26. BÖLÜM

6.3K 346 86
                                    

Medya Chris Brown/ Under The Influence

🌌🌌

Uyandığımda ellerimi esnetip gerindim. Mükemmel bir şeydi bunu yapmak. Gülümseyerek yan tarafıma baktım boştu. Benim telefonum kapalı olduğu için Karan'ın telefonunu alıp saate baktım.

Dışarısı apaydınlıktı. Saat olsa olsa 10.00 falandı. Telefonu açıp saate baktığımda 12.00 idi. Gerçekten de taş çatlasa 10.00'du ya(!).

Telefonu yerine koyup yataktan çıktım. Yatağı toplamak için eğildiğim sırada belime giren ağrıyla elimi belime attım. Biraz soluklanıp ağrının geçmesini bekledim.

Ağrı geçince yatağı düzeltip odadaki banyoya ilerledim. Telefonum kapalı olduğu için mesaj atan var mıydı bilmiyordum. Görünce ne tepki verirlerdi çok merak ediyordum.

Elimi yüzümü yıkayıp banyodan çıktım. Yavaşça mutfağa inerken bir elim de belimdeydi. Kahvaltıdan sonra ağrı kesici içsem iyi olurdu. Mutfağa girdiğimde kurt bakışlı lolipopumun sırtıyla bakışmam bir oldu. Bu nasıl sırt kasıdır aslanım?

Bana dönünce gülümsedi.

"Günaydın yavrum da sen niye indin aşağı?"

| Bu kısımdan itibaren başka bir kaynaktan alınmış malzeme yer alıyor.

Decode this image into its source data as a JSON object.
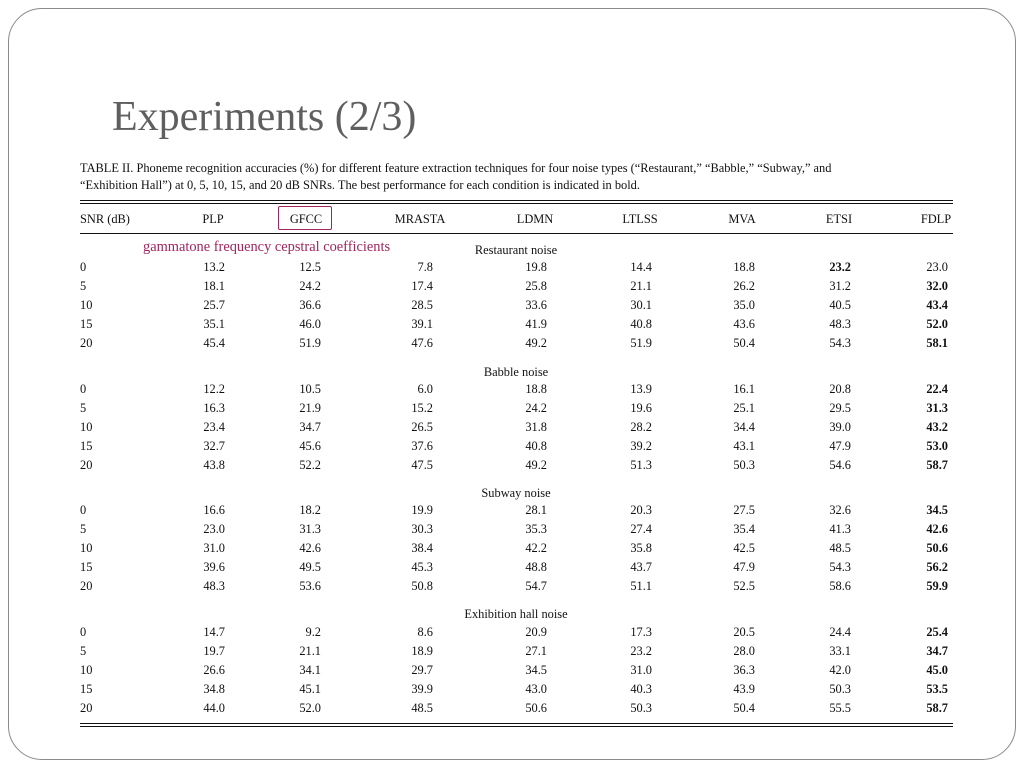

"Acıktım hayatım. İnmeyeyim mi?"

"İn yavrum, in tabii de. Sana kahvaltı hazırlıyordum ben. Daha hazır değil."

"Aşkım ya, ben seni yemeyeyim mi şimdi hı?"

"Hadi yavrum sen otur, ben hemen kahvaltıyı hazırlayayım. Sonra da bir ağrı kesici iç."

Öpücük atıp sandalyeye oturdum. Karan'da işine dönmüştü. Altında sadece eşofman vardı. Üstünde hiçbir şey yoktu. Ben de fırsattan istifade onu süzüyordum.

Ben Karan'ın sırtını izlemeye dalmışken bir an da önüne dönünce gözlerimi kaçıramadım onu dikizlerken yakalamıştı beni.

"Beni mi dikizliyorsun karıcığım?"

Utangaçlığı kenara atıp çirkefleşmem gerekiyordu.

"E kocam değil misin aslanım? İster dikizlerim ister severim. Hayırdır?"

Elimi kaldırıp kafamı 'hayırdır' der gibisinden sallıyordum. Aynı zamanda gözümü de kırpmıştım. Tam mahalle kekosu gibiydim. Karan gür bir kahkaha attı.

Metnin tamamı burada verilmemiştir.